Он усмехнулся, нисколько не обидевшись.
— Вы хотя бы разговариваете со мной нормально. Директор, когда со мной беседует, все время улыбается, как врач душевнобольному.
Я не сдержал короткий смешок.
— Он сказал, что я волшебник. Это шутка?
— Нет. Вы же сами видели, как волшебная палочка реагирует на ваш магический потенциал. Вы можете колдовать, вы просто забыли, как это делается.
— Да, директор говорил, просто все это в голове не укладывается. А тогда, когда вы приходили в прошлый раз, вы на самом деле читали мои мысли?
— Можно сказать и так. — Я не стал повторять свою прошлогоднюю лекцию о легилименции.
— Это было… как будто мозги вывернули наизнанку, и ничего-ничего нельзя скрыть.
— Когда с вами произошел этот… несчастный случай, я учил вас защищать сознание от проникновения извне.
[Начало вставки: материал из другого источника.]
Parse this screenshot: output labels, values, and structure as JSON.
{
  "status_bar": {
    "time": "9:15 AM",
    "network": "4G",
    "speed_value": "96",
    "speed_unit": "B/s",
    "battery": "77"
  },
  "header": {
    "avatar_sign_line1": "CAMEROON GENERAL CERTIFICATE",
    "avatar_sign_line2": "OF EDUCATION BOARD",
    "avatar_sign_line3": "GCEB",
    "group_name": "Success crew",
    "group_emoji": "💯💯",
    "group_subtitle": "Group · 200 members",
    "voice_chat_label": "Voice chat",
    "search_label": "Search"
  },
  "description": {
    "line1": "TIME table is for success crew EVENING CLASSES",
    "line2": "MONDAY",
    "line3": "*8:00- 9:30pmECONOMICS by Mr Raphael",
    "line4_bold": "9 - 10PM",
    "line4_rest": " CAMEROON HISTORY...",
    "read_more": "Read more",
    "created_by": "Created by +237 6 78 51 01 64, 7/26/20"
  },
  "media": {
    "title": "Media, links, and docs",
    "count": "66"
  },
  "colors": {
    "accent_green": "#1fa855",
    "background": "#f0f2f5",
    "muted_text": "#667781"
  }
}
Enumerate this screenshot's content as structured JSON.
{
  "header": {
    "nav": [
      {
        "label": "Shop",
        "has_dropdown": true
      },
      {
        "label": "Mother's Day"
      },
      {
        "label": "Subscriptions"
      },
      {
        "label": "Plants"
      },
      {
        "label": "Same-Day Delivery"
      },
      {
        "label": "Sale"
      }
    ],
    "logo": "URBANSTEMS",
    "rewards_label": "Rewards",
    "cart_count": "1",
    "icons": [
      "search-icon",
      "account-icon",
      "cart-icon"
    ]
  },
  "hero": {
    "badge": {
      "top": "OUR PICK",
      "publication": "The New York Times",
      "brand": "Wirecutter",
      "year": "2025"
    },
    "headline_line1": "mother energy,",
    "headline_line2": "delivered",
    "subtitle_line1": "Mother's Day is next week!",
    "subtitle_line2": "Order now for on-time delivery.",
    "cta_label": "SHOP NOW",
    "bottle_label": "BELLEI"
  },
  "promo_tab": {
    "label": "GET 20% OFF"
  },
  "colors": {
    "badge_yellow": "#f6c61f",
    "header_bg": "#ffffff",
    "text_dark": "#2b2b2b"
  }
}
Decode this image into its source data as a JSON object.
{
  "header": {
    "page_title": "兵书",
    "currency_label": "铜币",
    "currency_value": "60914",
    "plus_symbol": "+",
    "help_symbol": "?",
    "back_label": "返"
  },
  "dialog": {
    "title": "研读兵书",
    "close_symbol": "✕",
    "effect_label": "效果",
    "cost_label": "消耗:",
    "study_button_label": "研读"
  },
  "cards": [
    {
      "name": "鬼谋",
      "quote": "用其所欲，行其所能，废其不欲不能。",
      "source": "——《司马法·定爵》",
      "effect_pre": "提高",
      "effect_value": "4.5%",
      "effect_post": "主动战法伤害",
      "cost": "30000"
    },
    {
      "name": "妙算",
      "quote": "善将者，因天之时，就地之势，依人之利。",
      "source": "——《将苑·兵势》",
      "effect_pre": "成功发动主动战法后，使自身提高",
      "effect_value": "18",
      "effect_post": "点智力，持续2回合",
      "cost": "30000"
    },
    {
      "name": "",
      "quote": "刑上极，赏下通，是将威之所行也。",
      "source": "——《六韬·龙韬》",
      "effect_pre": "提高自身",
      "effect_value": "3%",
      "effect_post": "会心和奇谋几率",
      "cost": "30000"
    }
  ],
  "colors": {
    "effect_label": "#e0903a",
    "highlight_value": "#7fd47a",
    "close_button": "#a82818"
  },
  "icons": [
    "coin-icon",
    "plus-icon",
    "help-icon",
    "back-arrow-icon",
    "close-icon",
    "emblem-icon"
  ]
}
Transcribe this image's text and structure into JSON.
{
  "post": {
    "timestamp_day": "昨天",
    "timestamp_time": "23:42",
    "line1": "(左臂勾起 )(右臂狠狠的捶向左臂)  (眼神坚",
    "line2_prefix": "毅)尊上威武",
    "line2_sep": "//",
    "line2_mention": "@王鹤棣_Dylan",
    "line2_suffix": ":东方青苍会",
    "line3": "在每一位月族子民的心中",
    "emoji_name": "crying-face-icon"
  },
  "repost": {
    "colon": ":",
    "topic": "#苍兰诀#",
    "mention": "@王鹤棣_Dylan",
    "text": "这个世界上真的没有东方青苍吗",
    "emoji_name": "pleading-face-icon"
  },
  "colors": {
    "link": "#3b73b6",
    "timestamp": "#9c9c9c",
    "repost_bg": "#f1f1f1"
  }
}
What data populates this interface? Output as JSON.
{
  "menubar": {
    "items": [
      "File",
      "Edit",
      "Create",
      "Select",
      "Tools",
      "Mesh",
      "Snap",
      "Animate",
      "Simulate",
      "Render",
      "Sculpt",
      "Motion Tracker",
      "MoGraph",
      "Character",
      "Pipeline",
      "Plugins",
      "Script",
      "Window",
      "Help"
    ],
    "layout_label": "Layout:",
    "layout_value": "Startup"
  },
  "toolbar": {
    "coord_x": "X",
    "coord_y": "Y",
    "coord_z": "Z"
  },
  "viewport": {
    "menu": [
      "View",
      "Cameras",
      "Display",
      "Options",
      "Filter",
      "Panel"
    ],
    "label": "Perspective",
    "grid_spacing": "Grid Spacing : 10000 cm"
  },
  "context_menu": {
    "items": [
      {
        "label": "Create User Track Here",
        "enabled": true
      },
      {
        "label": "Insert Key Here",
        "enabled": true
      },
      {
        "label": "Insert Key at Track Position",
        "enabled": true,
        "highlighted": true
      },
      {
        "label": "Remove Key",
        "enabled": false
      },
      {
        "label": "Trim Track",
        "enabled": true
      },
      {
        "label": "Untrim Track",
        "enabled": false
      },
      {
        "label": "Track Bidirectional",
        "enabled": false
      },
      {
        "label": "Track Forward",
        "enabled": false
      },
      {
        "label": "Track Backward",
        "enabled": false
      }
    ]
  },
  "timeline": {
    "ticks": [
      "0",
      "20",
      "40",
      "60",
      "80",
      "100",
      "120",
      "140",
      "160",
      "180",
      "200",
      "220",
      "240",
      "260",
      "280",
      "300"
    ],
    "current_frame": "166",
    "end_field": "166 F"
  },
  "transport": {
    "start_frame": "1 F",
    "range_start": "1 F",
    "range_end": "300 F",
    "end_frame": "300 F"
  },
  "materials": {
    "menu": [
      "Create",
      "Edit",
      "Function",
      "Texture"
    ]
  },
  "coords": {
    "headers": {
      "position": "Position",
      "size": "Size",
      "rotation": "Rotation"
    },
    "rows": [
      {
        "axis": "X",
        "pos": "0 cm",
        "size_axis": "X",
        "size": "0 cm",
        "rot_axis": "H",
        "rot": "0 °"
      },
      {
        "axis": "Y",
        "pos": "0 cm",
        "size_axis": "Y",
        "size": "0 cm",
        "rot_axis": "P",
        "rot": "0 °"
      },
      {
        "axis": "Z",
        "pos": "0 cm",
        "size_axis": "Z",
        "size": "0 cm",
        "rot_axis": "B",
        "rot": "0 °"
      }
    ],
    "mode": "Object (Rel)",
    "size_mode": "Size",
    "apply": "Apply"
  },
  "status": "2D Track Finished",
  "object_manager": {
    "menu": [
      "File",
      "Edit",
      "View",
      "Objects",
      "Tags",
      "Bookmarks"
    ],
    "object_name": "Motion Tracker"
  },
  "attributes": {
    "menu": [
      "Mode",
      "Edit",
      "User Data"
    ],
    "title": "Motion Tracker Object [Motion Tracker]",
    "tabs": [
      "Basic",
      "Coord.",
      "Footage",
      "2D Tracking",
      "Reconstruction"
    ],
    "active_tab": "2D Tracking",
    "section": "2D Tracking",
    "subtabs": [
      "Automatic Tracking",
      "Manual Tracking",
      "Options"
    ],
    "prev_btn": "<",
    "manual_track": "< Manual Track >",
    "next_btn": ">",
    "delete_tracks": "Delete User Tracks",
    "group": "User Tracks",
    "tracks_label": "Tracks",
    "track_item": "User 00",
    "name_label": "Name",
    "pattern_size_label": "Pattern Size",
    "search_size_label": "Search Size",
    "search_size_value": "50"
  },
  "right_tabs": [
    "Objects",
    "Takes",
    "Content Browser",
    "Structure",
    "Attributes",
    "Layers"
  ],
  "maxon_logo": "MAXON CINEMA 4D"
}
Вы делали успехи, — нехотя признал я.
— Я так понял, этот Хогвартс — школа-пансионат. А где я живу в остальное время? У меня же должны быть родители. И они что, тоже волшебники?
Дамблдор не сказал ему. Черт. Ладно, попробуем пока обойтись без Волдеморта.
— Ваши родители погибли, когда вам был год.
— А…
— Они были сильными магами.
— Странно слышать о смерти людей, которых не знал.
Поттер ненадолго умолк, но вскоре поток вопросов возобновился. Он расспрашивал меня обо всем, что имело отношение к его жизни, в типично подростковой манере перескакивая с одного предмета разговора на другой. Было непонятно, о чем тогда они беседовали с Дамблдором.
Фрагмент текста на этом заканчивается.